[PATCH] D64274: [analyzer] VirtualCallChecker overhaul.
Kristóf Umann via Phabricator via cfe-commits
cfe-commits at lists.llvm.org
Mon Jul 15 13:05:50 PDT 2019
Szelethus added a comment.
In D64274#1574086 <https://reviews.llvm.org/D64274#1574086>, @NoQ wrote:
> Hmm, wait, i don't really break backwards compatibility. Fridays...

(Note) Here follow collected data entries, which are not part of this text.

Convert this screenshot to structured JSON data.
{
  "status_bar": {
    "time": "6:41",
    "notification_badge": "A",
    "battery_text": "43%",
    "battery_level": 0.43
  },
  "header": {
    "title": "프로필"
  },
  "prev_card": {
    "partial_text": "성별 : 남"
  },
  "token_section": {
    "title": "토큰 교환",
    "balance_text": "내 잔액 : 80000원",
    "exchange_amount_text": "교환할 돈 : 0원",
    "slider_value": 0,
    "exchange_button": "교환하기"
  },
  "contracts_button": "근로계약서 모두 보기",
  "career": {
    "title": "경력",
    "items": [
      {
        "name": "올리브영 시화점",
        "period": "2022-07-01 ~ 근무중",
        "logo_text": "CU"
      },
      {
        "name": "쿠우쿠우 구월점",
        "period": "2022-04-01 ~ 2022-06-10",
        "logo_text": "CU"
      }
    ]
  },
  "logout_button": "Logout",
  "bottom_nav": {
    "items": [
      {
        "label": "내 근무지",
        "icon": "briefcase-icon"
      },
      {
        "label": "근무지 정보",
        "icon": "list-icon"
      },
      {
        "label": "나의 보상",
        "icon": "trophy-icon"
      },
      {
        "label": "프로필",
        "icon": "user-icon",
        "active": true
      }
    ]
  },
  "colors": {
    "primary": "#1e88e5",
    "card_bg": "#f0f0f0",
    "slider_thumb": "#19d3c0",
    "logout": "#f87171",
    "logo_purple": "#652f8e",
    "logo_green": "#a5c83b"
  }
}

//Ackchyually//, it doesn't per se break anything, but will result in CodeChecker no longer enabling `optin.cplusplus.VirtualCall` :^) Sorry, oversight on my end. Observe the following monster of a clang invocation by
CodeChecker check -b "g++ -c clang/test/Analysis/cxx-uninitialized-object-ptr-ref.cpp" --verbose debug_analyzer
(I put arrows at the important lines, this is with your patch applied)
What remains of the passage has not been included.